We head out around 4pm and then there's no turning back. I think I have done everything possible to prepare for Abby, Daisy May and the house.
Am I excited? I am more nervous than anything... I don't think I will be excited until we reach London.
My sweet friend just let me borrow another one of Francine Rivers book called Redeeming Love that I wanted to read on the plane to keep my mind occupied, well I started last night and just couldn't put it down! All Francine Rivers book are so wonderful... if you have not already had the chance to read her series Mark of the Lion, oh man... your in for a treat and I HIGHLY recommend them, you wanna get lost, be challenged, whew go for it!
Today, I will do a little wash, get my nails done and walk around not knowing what to do. Vacation it's here now tonight...we have not had a vacation since Jacob was 3 and Joey was 1. Tomorrow Jacob turns 9 and on the 17th Joey turns 7! I hope relaxing is like riding a bike and that once I am there I will just remember how to do it and melt into it. The boys are excited to celebrate these blessed events in Rome! Besides the Italians, what little boys can say they went to Rome for their Birthdays!
Here is the last photos I will post of Abby, until we get back. She loves her walker and will now "kinda" try and drag her legs to the front when you say, "step!" She is getting so big! On a side note, her seizures have increased! Not sure if I mentioned this in an earlier post, yesterday the doctor increased the Sabril dose this time and of course this all has to take place right before we go!
The other night I heard her fidgeting so I went to see what was going on and I saw her seize. I sat down with her and held her.... she seized 8 times in a row with about 4-6 seconds in between each one. Her eyes were glossy and looking all over the place. She was not in any pain... I would talk to her and she would respond with a smile, then she squirmed and wanted to lay down so I covered her up, she began to suck her thumb and fell asleep.
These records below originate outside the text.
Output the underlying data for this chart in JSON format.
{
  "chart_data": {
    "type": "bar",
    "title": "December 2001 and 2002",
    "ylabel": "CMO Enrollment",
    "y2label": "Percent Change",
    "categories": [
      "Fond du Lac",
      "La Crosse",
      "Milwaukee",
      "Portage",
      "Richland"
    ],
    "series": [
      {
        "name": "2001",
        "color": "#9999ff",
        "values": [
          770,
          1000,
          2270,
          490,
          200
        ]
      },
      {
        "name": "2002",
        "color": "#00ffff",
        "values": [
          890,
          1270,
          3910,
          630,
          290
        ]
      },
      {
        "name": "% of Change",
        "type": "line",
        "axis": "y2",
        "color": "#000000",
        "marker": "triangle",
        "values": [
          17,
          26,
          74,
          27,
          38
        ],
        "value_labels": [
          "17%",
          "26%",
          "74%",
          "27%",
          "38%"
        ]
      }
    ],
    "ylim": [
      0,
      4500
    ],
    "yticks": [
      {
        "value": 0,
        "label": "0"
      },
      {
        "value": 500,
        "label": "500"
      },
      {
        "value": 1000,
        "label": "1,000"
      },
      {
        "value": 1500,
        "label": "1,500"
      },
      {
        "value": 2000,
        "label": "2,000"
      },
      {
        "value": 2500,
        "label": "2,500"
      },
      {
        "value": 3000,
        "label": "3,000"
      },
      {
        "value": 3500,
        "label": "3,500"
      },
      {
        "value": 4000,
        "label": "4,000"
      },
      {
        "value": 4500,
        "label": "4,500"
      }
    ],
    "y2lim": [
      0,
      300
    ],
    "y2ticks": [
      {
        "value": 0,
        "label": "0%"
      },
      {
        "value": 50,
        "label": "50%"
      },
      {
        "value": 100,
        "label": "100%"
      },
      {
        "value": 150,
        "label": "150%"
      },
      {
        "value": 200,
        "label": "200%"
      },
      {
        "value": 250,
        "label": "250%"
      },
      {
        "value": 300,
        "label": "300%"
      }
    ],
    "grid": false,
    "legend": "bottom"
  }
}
I of course was the vigilant momma just staring and brushing her sweet cheeks, looking at her fingers and watching her sleeping peacfully.
Oh Lord why do you allow things to happen before I'm ganna leave my baby? Is it so I continue to come to your feet in prayer? I will regardless, but now with her seizures rising I am really going to have to trust You and not just with my words, but with my heart and soul. Why did You make the heart hurt so for a momma that is going to say, "good by". Only You know whether I will return or not, only You know whether this kiss and hug will be the last or just one more that will be added to the million more that will come. Only You know if she will hear my voice again on earth or heaven.... Oh why is it that our thoughts are so focused with our own mortality as we prepare to depart from these little blessings You've given us!
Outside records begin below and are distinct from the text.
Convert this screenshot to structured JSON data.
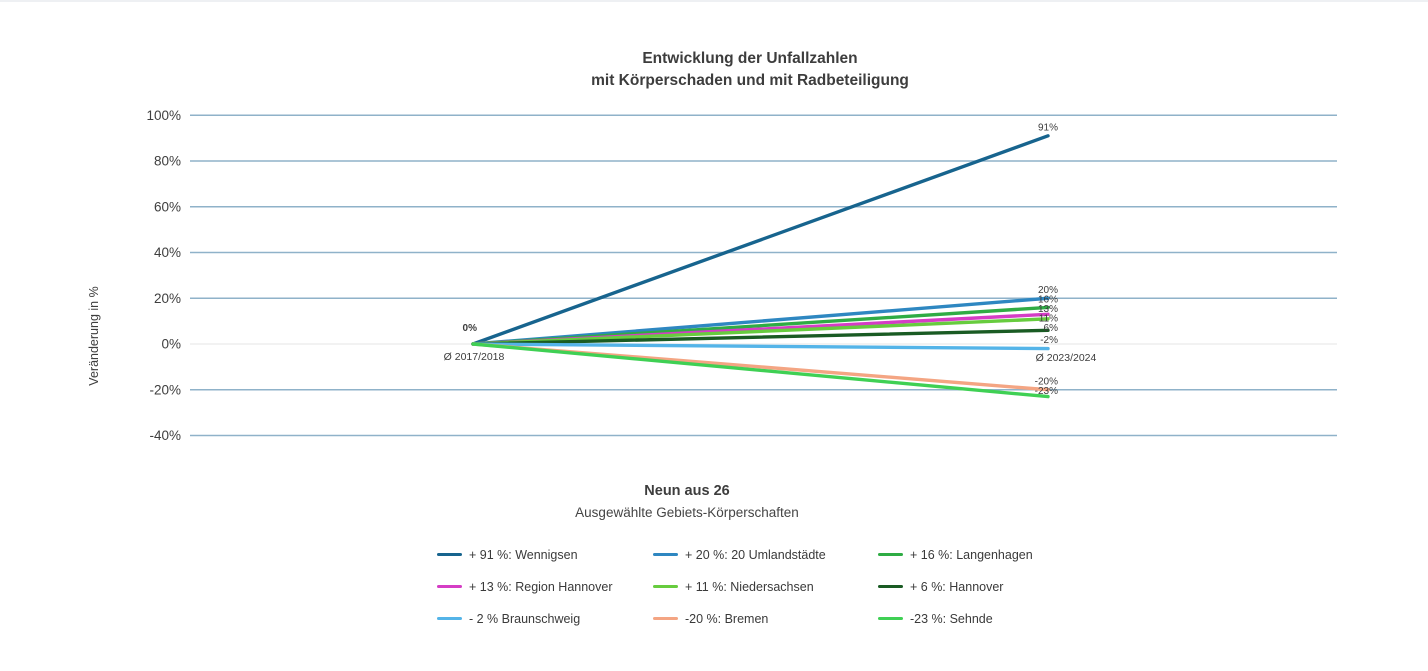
{
  "colors": {
    "grid_line": "#8fb2c9",
    "zero_line": "#ededed",
    "text_dark": "#3e3e3e",
    "label_text": "#3c3c3c"
  },
  "chart_data": {
    "type": "line",
    "title_lines": [
      "Entwicklung der Unfallzahlen",
      "mit Körperschaden und mit Radbeteiligung"
    ],
    "subtitle_lines": [
      "Neun aus 26",
      "Ausgewählte Gebiets-Körperschaften"
    ],
    "ylabel": "Veränderung in %",
    "ylim": [
      -40,
      100
    ],
    "yticks": [
      {
        "label": "100%",
        "value": 100
      },
      {
        "label": "80%",
        "value": 80
      },
      {
        "label": "60%",
        "value": 60
      },
      {
        "label": "40%",
        "value": 40
      },
      {
        "label": "20%",
        "value": 20
      },
      {
        "label": "0%",
        "value": 0
      },
      {
        "label": "-20%",
        "value": -20
      },
      {
        "label": "-40%",
        "value": -40
      }
    ],
    "grid": true,
    "legend_position": "bottom",
    "origin_label": "0%",
    "x_points": [
      {
        "label": "Ø 2017/2018"
      },
      {
        "label": "Ø 2023/2024"
      }
    ],
    "series": [
      {
        "name": "Wennigsen",
        "values": [
          0,
          91
        ],
        "color": "#17648e",
        "end_label": "91%",
        "legend_label": "+ 91 %: Wennigsen"
      },
      {
        "name": "20 Umlandstädte",
        "values": [
          0,
          20
        ],
        "color": "#2e87c1",
        "end_label": "20%",
        "legend_label": "+ 20 %: 20 Umlandstädte"
      },
      {
        "name": "Langenhagen",
        "values": [
          0,
          16
        ],
        "color": "#2fac44",
        "end_label": "16%",
        "legend_label": "+ 16 %: Langenhagen"
      },
      {
        "name": "Region Hannover",
        "values": [
          0,
          13
        ],
        "color": "#d53dc5",
        "end_label": "13%",
        "legend_label": "+ 13 %: Region Hannover"
      },
      {
        "name": "Niedersachsen",
        "values": [
          0,
          11
        ],
        "color": "#67cc3e",
        "end_label": "11%",
        "legend_label": "+ 11 %: Niedersachsen"
      },
      {
        "name": "Hannover",
        "values": [
          0,
          6
        ],
        "color": "#1a5b23",
        "end_label": "6%",
        "legend_label": "+ 6 %: Hannover"
      },
      {
        "name": "Braunschweig",
        "values": [
          0,
          -2
        ],
        "color": "#54b4e8",
        "end_label": "-2%",
        "legend_label": "- 2 % Braunschweig"
      },
      {
        "name": "Bremen",
        "values": [
          0,
          -20
        ],
        "color": "#f4a583",
        "end_label": "-20%",
        "legend_label": "-20 %: Bremen"
      },
      {
        "name": "Sehnde",
        "values": [
          0,
          -23
        ],
        "color": "#3fd054",
        "end_label": "-23%",
        "legend_label": "-23 %: Sehnde"
      }
    ]
  }
}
This should be a time of excitment for me... I have always longed to go to Rome, You have prepared the way and my heart is broken, I would love to hear Your voice and have you touch my heart & clam the waves that pound within. It's not that I do not trust that You are in control, that You will love Abby through all these wonderful people that You provided to care for her... it's the what if's and now that I think of them, maybe they are road blocks I am putting up to try and somehow control the uncontrollable and in the same token they are preventing my heart from complete trust in You. I just need to give them up completely, knock them over... help me to do this, help me to let go and find joy in fully trusting in You, forgive me for my wavering heart Lord. thank you for all my sweet friends out there in the blogging world that are dedicated in praying for my little angel!